Originally posted at Serverless on April 25th, 2018
**Update: **This post is based on the beta version of Serverless Components, which is not compatible with the latest, and much faster, GA version. Please check out the latest docs for more up to date information.
So, what’s the goal with Serverless Components?
We want to make it easier for you, our developer community, to assemble cloud applications. Plain and simple.
Composing a modern application means you’re plucking SaaS and managed (i.e. serverless) services from all over and combining them to create solutions. This is great, because it’s faster and has lower overhead.
But it’s also highly complex. There’s a lot of manual work you have to do to assemble these pieces into an outcome, and not a lot of tooling to help you build and manage that outcome.
Enter: Serverless Components
Serverless Components aims to change all of that.
Components presents a single experience for you to provision infrastructure and code across all cloud and SaaS vendors. Think of them like building blocks which you can use to build applications more easily.
Serverless Components will also form an ecosystem driven by community contributions, which you can browse through and utilize. The net result is that you save development time. Don’t build your own image processing API from scratch-use the existing component and tweak it.
How Serverless Components work
Let’s take a look at how you can use Serverless Components to create an entire serverless application.
A uniform experience
Any cloud service can be packaged as a Serverless Component.
Within each Component is the provisioning, rollback, and removal functionality for that service, which you can run via the Serverless Components CLI.
Components expose minimal configuration with sane defaults so that you can configure the resource it contains more easily. To do this, add the Component you wish to provision in a “components” property within a serverless.yml file.
Run components deploy to provision the resource.
Composing components into higher-order components
Say you want to write a serverless image processing API that pulls images from S3 and modifies them. To do so, you might create an AWS API Gateway endpoint to call an AWS Lambda function, which then pulls an image from the AWS S3 bucket and modifies it.
We currently offer Components for all of these services. Each with simple configuration inputs so that you can configure their underlying resources easily and deploy them quickly.
All Serverless Components can be composed together and nested in a larger Component.
We’ll combine these three infrastructure-level Components to create our serverless image processing API, which will become its own, higher-order Component. Again, all of this is declared in your serverless.yml file.
Here’s why this is important. When you create this image processing API, you will do a lot of initial work to configure everything. You’ll configure the Lambda function, the REST API endpoint, the S3 bucket, etc.
But you can abstract a lot of that away by nesting those infrastructure-level Components in a higher-order Component. That higher-order Component can use sane defaults and expose simpler configuration.
Now, you can reuse this higher-order Serverless Component somewhere else. Or, another developer can use it in their own application by simply tweaking some aspects of the configuration — for instance, maybe they just want to specify their own S3 bucket which contains images.
These higher-order Components essentially become use-cases, which can be easily used and reused by anyone.
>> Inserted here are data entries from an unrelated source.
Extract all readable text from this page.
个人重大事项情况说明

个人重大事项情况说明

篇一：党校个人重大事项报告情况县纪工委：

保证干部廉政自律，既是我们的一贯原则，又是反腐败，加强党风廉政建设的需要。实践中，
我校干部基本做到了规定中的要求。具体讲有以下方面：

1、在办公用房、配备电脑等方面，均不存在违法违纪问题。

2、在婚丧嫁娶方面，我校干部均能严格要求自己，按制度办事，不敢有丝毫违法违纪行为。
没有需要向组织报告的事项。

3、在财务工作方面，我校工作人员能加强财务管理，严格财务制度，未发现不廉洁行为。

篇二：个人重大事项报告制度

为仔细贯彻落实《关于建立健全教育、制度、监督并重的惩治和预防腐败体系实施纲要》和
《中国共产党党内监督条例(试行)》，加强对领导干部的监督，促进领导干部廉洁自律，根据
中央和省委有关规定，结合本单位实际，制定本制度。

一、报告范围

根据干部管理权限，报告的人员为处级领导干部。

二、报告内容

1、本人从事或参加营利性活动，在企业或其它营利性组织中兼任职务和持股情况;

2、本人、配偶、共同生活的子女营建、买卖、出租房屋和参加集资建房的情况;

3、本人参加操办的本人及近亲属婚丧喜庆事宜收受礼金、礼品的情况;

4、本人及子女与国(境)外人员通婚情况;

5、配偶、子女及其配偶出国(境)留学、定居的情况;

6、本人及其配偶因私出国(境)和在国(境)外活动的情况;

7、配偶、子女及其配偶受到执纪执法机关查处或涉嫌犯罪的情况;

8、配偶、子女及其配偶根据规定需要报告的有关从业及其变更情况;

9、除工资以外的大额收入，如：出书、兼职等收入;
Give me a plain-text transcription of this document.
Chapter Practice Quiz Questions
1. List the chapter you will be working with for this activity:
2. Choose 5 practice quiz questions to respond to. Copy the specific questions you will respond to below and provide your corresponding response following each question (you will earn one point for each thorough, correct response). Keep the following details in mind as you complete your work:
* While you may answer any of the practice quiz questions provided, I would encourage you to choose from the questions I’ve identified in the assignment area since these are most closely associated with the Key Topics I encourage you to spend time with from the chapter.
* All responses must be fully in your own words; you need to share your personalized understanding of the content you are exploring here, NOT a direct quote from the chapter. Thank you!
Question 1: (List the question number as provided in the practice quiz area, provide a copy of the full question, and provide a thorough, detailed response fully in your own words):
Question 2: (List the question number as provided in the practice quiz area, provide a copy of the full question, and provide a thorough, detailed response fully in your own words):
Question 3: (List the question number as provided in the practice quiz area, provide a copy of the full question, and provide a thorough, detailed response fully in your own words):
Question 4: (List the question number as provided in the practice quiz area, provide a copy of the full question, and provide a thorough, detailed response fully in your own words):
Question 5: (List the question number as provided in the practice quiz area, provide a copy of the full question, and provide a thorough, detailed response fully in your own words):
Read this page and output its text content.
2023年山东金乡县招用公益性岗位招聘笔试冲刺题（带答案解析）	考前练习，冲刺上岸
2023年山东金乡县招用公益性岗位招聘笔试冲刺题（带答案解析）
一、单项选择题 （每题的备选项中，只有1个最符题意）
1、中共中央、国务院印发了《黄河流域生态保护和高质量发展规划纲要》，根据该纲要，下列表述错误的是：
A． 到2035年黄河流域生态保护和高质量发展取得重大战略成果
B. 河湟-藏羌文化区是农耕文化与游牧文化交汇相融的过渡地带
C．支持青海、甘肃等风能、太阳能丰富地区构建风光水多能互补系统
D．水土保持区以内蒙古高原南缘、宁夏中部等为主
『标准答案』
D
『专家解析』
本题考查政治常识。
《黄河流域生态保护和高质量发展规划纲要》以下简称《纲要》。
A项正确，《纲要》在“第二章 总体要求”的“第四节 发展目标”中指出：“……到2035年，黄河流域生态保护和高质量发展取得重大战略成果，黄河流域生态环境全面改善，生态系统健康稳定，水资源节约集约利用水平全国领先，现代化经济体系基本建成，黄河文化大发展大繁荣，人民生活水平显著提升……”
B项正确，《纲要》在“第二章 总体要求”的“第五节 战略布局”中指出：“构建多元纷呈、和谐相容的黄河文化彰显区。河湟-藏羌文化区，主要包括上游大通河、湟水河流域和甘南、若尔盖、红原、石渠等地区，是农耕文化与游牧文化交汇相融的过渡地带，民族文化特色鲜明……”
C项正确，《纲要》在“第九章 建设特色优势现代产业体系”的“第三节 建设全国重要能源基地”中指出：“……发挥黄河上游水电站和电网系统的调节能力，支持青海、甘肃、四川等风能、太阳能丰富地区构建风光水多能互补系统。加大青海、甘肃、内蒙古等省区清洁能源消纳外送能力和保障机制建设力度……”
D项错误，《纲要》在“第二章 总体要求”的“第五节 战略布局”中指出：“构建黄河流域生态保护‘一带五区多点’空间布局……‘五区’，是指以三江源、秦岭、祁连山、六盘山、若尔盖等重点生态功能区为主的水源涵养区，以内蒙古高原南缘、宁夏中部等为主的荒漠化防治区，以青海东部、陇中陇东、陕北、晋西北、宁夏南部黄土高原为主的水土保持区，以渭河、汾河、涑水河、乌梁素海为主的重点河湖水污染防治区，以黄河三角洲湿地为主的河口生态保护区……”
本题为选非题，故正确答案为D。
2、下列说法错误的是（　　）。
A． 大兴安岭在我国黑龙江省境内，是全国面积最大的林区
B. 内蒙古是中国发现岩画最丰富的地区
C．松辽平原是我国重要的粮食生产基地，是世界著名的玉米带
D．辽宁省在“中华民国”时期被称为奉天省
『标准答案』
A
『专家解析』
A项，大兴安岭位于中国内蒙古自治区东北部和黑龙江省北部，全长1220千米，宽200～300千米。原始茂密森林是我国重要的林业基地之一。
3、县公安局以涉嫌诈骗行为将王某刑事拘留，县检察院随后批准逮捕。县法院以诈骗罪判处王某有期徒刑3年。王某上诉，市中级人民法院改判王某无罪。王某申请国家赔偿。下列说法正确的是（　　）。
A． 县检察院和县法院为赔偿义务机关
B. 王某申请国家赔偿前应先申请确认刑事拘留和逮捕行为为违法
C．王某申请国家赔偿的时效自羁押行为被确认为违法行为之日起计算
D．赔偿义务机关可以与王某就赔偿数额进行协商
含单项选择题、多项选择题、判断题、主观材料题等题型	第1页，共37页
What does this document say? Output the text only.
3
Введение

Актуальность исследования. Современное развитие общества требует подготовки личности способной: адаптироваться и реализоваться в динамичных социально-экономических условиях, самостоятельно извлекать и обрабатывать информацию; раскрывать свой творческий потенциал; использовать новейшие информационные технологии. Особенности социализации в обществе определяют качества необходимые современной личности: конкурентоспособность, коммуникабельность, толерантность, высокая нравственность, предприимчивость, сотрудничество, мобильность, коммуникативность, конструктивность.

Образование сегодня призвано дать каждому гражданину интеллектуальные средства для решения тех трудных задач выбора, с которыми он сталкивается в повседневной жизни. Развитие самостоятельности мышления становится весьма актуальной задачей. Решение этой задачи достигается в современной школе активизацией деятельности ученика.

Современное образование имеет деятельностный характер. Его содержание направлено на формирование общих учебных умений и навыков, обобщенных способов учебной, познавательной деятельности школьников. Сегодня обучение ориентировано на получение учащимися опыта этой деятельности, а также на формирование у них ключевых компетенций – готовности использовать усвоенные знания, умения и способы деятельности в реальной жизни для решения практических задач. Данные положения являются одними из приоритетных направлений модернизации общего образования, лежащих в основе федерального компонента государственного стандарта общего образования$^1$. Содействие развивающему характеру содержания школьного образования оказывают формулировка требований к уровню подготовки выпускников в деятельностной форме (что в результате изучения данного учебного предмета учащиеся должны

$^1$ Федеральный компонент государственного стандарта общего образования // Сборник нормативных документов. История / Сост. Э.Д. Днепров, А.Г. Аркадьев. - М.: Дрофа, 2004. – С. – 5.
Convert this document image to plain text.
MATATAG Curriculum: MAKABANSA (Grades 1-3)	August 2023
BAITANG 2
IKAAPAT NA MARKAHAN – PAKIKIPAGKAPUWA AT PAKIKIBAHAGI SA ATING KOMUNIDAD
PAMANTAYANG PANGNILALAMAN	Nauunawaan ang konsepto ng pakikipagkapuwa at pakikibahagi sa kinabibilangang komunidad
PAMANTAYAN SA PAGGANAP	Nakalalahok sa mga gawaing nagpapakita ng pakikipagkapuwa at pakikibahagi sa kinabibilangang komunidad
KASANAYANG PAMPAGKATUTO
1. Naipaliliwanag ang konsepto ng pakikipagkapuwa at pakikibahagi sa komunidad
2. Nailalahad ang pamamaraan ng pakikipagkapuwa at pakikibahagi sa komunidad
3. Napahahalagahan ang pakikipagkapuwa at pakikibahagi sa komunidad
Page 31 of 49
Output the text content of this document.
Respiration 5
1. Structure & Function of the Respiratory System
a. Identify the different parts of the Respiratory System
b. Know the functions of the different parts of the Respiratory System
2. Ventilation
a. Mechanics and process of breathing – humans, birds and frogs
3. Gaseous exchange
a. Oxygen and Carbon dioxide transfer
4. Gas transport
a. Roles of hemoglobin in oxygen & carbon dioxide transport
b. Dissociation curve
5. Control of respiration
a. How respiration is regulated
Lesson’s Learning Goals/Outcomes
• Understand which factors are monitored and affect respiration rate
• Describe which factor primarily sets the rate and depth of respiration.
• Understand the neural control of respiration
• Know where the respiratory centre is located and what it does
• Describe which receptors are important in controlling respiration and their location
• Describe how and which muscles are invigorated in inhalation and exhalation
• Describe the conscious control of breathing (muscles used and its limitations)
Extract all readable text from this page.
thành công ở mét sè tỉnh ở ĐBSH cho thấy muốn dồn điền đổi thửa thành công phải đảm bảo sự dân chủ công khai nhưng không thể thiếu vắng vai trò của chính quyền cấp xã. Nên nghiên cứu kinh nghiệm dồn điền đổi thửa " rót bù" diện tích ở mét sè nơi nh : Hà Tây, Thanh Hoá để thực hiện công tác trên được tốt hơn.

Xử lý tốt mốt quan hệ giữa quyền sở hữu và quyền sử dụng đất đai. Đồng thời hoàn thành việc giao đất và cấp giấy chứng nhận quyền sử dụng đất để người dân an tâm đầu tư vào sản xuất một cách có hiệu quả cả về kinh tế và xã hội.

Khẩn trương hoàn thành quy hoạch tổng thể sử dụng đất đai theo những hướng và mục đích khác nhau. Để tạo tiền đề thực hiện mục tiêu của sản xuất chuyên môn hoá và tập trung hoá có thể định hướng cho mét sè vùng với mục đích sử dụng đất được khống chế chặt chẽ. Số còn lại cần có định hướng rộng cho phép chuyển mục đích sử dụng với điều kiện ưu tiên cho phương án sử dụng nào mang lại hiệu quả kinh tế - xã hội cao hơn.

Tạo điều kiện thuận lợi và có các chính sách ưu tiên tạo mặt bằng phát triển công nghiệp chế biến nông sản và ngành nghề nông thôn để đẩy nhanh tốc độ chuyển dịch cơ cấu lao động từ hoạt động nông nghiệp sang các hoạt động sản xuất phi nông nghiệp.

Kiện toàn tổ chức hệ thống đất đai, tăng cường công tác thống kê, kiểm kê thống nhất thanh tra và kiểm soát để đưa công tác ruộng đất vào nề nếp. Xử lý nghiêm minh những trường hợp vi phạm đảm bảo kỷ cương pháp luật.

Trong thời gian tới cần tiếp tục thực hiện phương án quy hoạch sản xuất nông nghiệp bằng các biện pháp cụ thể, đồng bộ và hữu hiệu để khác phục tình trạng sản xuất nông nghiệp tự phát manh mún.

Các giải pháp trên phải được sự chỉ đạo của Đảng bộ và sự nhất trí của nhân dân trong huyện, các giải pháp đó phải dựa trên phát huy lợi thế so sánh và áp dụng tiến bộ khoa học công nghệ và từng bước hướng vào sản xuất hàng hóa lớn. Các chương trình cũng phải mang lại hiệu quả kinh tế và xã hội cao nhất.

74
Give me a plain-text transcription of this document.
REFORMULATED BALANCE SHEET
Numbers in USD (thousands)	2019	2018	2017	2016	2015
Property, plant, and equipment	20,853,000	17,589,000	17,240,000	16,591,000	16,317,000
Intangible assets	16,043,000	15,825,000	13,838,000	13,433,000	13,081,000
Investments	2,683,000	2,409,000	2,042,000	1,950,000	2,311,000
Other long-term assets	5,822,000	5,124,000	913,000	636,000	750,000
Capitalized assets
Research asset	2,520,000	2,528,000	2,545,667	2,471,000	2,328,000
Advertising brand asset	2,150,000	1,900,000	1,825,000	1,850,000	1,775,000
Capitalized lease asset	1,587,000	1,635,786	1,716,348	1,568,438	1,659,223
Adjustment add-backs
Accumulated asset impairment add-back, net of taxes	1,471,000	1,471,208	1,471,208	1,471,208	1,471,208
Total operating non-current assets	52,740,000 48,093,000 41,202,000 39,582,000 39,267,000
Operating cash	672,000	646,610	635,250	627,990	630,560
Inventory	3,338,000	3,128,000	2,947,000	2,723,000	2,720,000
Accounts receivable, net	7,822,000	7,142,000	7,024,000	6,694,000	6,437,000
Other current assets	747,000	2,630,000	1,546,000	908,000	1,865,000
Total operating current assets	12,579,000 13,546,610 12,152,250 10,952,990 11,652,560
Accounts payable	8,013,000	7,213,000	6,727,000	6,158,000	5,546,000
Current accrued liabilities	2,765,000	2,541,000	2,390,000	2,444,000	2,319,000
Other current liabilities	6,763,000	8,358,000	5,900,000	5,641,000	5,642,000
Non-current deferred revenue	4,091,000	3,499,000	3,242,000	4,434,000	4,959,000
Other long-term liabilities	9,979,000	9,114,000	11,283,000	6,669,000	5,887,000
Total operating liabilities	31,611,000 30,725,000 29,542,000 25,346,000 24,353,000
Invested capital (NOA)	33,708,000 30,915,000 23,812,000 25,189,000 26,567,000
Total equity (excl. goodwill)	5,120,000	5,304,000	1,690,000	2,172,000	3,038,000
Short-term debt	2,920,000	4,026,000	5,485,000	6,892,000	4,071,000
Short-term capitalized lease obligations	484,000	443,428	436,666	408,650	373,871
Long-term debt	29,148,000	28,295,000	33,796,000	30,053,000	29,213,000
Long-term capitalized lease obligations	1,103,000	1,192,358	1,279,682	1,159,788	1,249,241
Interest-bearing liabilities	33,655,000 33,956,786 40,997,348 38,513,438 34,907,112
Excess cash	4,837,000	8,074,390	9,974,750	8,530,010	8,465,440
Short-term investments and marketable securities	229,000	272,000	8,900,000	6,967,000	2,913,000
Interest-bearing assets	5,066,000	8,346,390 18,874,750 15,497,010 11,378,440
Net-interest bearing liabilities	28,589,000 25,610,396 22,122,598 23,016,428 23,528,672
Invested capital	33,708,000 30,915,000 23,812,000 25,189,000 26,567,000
Composing components to form an entire application
Let’s zoom out from our image processing API. When you think about building an entire application, it has needs across the board. You need to have user management, plus lots of other data models and API endpoints to work with them.
Fortunately, you can continue to nest Serverless Components. Simply take the higher-order Component in the previous example and compose them together into even higher Components.
Like so, entire applications can be built by continuing to nest Serverless Components.
Like all Components, people can easily reuse your application Component if it exposes simple configuration.
Most importantly: Serverless is about outcomes, not infrastructure. We believe we’ve made a solution that makes infrastructure more invisible, enhances developers’ ability to focus on outcomes, and fosters a community to share and reuse outcomes.
Ready to try Serverless Components?
Great! We have a full working example ready to go.
Head on over to the Serverless Components repo on GitHub and check out our templates.
We’ve authored several infrastructure-level Components you can use to create higher-order outcomes in our temporary registry.
If you’d like a really comprehensive walkthrough, here’s how to set up a landing page using the Serverless Netlify and Lambda Components.
We’d love to hear any and all feedback from you, our developer community. So try it out and tell us what you think!
What’s next for Serverless Components?
We believe that Components represents the ideal developer experience for the future of serverless development, and we plan to integrate it into the Serverless Framework. However, the implementation is not yet mature so we have decided to incubate it as a standalone project for now.
We have plans for a public registry, but for the time being we’re keeping all of the Components in the Github repo.